„Nicht nur Hiob, auch Verheißung“

Gelsenkirchens Oberbürgermeister Oliver Wittke (CDU) will den Untergang seiner Stadt mit Gentechnik und Kernkraft verhindern: In zehn Jahren soll Gelsenkirchen zur Avantgarde-Stadt werden und endlich wieder oben stehen

taz: Nächste Woche soll eine bundesweite Gelsenkirchen-Konferenz geplant werden. Kommen Sie ohne Bundes- und SPD-Hilfe nicht mehr weiter?

Oliver Wittke: Gelsenkirchen ist in einer außerordentlich schwierigen Situation, so geht es keiner zweiten Stadt. Deshalb müssen wir jetzt bundesweit und parteiübergreifend zusammenarbeiten. Das soll eine konzertierte Aktion werden wie die Ruhrgebietskonferenzen in den 80er Jahren.

Was soll dabei heraus kommen?

Das kann ich erst nächste Woche sagen, wir haben Stillschweigen vereinbart.

Sie könnten zum Beispiel verlangen, Gelsenkirchen wie eine verarmte Ost-Stadt zu fördern.Zum Beispiel, jaja. Das ist eine alte Forderung, die immer noch wahr ist. Wir müssen die Firmen unterstützen, ihnen Attraktionen bieten.

Wie ist es, in den Monaten vor der Kommunalwahl nur Hiobsbotschaften zu verbreiten?

Ich würde auch lieber von Einweihung zu Einweihung eilen. Aber wir können handeln und geben nicht auf. Es gibt nicht nur Hiob, sondern auch Verheißung. Im letzten Jahr ist die Mini-Jobzentrale nach Gelsenkirchen gekommen, das brachte 80 Arbeitsplätze, der Landesbetrieb Straße NRW wird noch einmal 400 Stellen schaffen, das Dellphone-Call-Center 200...

Der Stellen-Saldo ist trotzdem negativ.

Das leugne ich nicht. Natürlich können wir Leute, die Stahl gegossen haben, nicht gut vermitteln. Langfristig gehen die Lichter in unserer Stadt aber wieder an.

Vaillant, TRW, Pilkington, Rexam – diese Unternehmen werden auch auf Clements Wunsch nicht wiederkommen.

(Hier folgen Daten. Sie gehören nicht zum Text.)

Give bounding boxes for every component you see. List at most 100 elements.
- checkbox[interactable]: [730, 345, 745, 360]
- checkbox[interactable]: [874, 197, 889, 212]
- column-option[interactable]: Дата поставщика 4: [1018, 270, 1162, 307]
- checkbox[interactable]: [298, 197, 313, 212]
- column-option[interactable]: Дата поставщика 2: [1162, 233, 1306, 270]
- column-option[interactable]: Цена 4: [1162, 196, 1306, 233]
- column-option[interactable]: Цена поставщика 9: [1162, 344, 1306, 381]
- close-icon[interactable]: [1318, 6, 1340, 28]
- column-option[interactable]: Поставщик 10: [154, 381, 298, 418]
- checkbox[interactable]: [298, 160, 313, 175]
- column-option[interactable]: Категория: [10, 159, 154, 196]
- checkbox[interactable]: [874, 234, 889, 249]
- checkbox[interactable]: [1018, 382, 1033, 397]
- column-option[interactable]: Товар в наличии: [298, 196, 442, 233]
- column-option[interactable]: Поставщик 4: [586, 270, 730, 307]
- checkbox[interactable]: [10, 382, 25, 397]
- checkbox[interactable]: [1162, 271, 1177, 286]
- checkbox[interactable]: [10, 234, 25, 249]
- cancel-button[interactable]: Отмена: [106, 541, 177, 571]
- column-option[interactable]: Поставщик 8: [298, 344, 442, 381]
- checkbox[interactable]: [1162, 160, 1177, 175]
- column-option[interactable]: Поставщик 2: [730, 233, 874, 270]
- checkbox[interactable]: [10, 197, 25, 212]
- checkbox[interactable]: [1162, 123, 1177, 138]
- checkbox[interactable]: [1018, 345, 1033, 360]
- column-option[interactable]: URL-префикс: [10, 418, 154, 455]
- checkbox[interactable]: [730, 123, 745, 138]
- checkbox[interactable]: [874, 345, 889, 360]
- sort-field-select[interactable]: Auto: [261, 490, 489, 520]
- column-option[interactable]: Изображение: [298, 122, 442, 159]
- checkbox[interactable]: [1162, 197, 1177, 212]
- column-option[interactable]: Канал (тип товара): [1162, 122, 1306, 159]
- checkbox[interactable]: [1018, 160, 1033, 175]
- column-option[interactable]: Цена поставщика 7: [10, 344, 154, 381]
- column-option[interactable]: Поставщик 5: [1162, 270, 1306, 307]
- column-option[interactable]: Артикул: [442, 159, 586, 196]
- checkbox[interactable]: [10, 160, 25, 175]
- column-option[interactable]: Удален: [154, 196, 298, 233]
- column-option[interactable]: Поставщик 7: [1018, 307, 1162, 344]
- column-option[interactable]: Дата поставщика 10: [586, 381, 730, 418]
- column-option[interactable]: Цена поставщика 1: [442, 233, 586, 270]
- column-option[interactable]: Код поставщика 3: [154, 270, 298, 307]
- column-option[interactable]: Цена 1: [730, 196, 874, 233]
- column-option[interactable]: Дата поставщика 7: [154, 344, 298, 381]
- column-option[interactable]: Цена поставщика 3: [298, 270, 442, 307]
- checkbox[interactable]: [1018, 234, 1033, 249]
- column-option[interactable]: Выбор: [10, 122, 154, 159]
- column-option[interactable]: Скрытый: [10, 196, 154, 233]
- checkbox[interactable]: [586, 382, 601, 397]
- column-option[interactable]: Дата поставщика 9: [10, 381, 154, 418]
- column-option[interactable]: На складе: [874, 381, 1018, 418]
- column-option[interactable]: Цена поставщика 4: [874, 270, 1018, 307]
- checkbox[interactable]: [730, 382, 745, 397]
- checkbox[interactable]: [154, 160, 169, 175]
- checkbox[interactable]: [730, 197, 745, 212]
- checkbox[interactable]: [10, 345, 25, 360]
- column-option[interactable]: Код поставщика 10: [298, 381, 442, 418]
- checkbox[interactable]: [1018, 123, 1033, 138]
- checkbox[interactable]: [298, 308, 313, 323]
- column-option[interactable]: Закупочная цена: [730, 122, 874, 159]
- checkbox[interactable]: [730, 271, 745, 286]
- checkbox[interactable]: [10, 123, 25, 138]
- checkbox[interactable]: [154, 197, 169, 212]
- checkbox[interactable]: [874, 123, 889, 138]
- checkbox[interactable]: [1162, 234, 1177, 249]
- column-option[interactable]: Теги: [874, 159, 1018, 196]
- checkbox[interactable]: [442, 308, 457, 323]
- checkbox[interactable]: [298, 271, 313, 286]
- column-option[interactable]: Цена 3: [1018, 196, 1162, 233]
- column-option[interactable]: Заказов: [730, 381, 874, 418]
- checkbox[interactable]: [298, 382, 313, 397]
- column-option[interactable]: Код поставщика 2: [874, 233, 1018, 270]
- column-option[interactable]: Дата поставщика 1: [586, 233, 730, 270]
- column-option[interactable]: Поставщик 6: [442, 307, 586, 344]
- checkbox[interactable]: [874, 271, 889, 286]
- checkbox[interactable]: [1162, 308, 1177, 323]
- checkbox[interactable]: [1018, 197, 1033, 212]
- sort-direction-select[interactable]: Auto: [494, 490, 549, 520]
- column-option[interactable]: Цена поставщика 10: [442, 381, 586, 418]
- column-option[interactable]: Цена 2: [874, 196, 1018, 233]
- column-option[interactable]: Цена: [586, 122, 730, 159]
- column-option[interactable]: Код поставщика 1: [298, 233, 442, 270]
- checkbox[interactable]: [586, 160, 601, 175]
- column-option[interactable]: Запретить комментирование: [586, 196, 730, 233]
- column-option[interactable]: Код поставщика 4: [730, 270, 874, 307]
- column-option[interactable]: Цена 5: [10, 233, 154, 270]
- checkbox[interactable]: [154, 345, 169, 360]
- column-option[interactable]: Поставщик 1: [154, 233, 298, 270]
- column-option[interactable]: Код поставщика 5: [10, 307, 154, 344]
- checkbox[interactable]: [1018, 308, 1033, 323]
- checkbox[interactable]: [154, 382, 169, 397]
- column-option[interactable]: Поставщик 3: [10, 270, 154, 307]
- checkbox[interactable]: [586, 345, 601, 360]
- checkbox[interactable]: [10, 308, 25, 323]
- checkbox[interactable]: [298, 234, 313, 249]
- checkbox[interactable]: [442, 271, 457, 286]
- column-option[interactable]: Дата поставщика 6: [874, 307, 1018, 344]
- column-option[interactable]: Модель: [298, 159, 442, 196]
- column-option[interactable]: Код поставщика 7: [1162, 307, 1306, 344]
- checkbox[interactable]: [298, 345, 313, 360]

Nein, jetzt muss etwas Neues entstehen, ein großer Stein muss nach Gelsenkirchen rollen. Wir müssen an Zukunftstechnologien denken, an Gen- und Biotechnologie. Und auch wenn Sie es vielleicht nicht gerne hören: Wir hätten unsere weltweite Vormachtsstellung in der Atomenergie nicht aufgeben dürfen. Das können nur wir. Stahlrohre kann man auch in Indien produzieren.

Die Gelsenkirchener Firmen sind alle in Billiglohnländer abgewandert. Reihen sie sich jetzt bei den Globalisierungskritikern von attac ein?

Nein, diese Entwicklung ist nicht mehr aufzuhalten. Wir dürfen nur nicht versuchen, in Gelsenkirchen billiger zu produzieren als in Asien, das funktioniert nicht. Wir müssen innovativ sein, sonst haben wir verloren.War Gelsenkirchen in der Vergangenheit nicht innovativ?

Gelsenkirchen ist nur der Anfang. Andere Städte wähnen sich noch in Sicherheit, aber es dauert nicht mehr lange, bis zum Beispiel die gesamte Automobilzuliefererindustrie auswandern wird. Und dann ist Gelsenkirchen die Avantgarde, die als Erste gelernt hat, mit der Entwicklung umzugehen.